El Salmo 21 de David se dirige, por un lado, a Yahweh y, por el otro, al siervo del Señor, no otro que el «director» del título del encabezamiento, tal como puede verse en los respectivos títulos de los Salmos 18 y 46. Su tema es doble: por una parte, la inmensa bondad de Yahweh para con su Cristo, descendiente de David, la cual, en la era venidera, se manifestaría a la vista de todos; por la otra, las hazañas heroicas que el Cristo desplegaría al vencer a todos sus enemigos y aborrecedores en el comienzo mismo de su reinado.
El Salmo 18 replica al que se encuentra al final del Segundo Libro de Samuel, dándole en el Libro de los Salmos un especial tono profético desde su misma dedicatoria: «Al director, al siervo de Yahweh». Esto último es una alusión al Cristo y a las vicisitudes que este experimentaría hacia el final de la era frente a sus enemigos, así como también a la victoria que Yahweh le daría sobre estos para dar paso así a su reinado en la era venidera. Su lenguaje bélico ha de entenderse ante todo como una prolongación del ensalzamiento de Yahweh, su salvador.
El Salmo 145 es una alabanza de David que mira proféticamente hacia la era venidera, en la que Yahweh reinará sobre toda la tierra conforme a las disposiciones de su propósito primigenio y de los procedimientos de su justicia para justificar a toda la humanidad una vez cumplidas las eras que preparara para ello. Se trata, más especialmente, de un ensalzamiento del carácter heroico del Hijo de Dios y de una cierta enumeración de sus bondades para con sus hermanos, los humanos entre los que naciera a fin de librarlos de todo mal y redimirlos del poder de la muerte.

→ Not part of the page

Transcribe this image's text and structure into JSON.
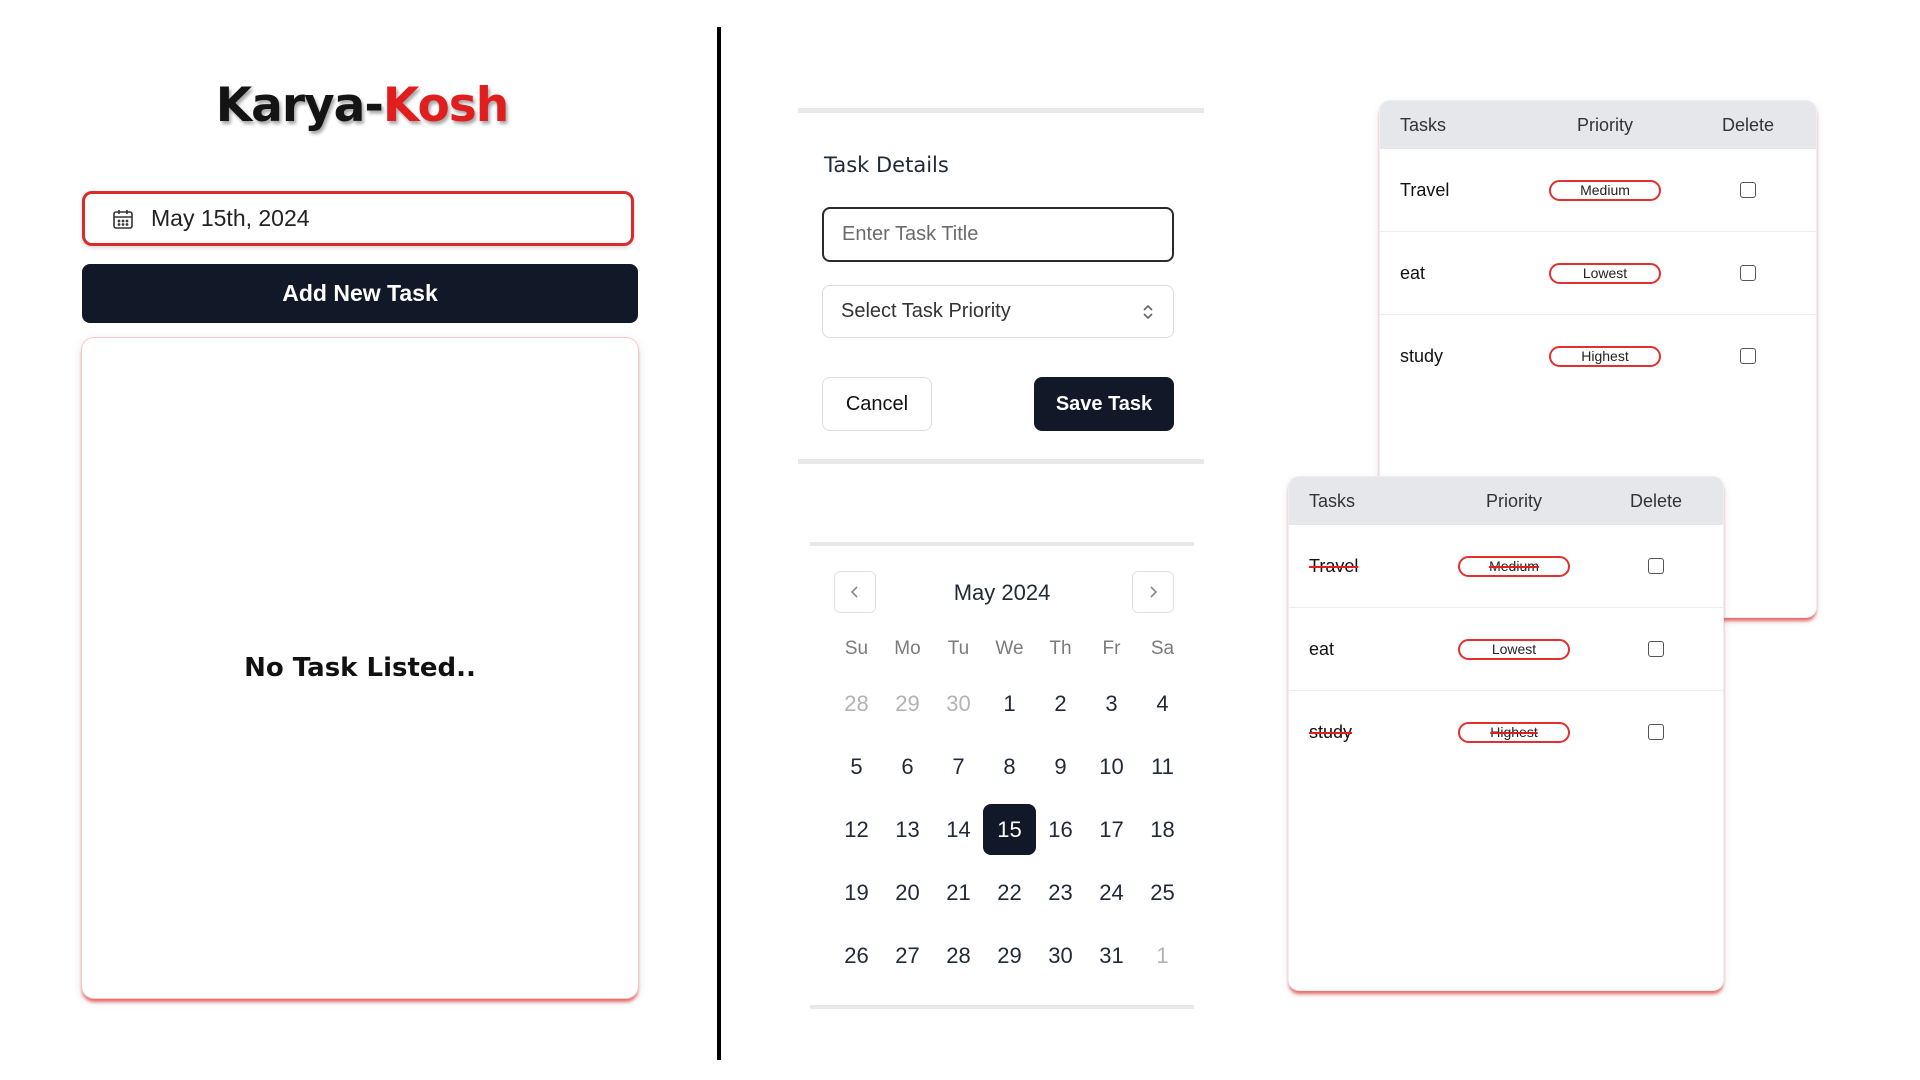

Al comienzo mismo de los Hechos de los Apóstoles, aplicándolas a la traición de Judas contra el Señor y a su reemplazo entre los apóstoles, el apóstol Pedro cita unas palabras del Salmo 109, acaso el más duro de todos los que integran el Libro de los Salmos. Se ignora, de hecho, qué episodio de la vida de David, su autor, ha dado el contexto para la composición del mismo. Pero la dedicatoria en su título de encabezamiento y la cita de Pedro dejan en claro que se trata de una profecía del Cristo en el final de la era.
El Salmo 141 de David contiene indicios patentes de que se trata de una profecía orientada hacia los días del Cristo en el final de la era. En él, la oración a Yahweh es comparada con el incienso que solía ahumar y perfumar el lugar santísimo en los días del antiguo templo en Jerusalén, y la ofrenda es presentada como un sacrificio voluntario al Dios que cuida, preserva y disciplina a los que son suyos. Por cierto que todo ello se corresponde muy bien con la ya manifestada auténtica meta de la antigua instrucción levítica, la cual era un Cristo.
El Salmo 31 de David se refiere proféticamente al siervo del Señor en el final de la era. En él, el espíritu de la profecía se adentra en los íntimos pensamientos del alma del Cristo en su dirigirse a Yahweh, su Señor y salvador, quien ha guiado su vida desde el vientre de su madre hasta el momento de su adopción como el Hijo. Son tales pensamientos en su caminar por las sendas de Dios los que lo llevan a la hermosa exhortación del final dirigida a todos aquellos que, al igual que él, han experimentado la gracia de Yahweh.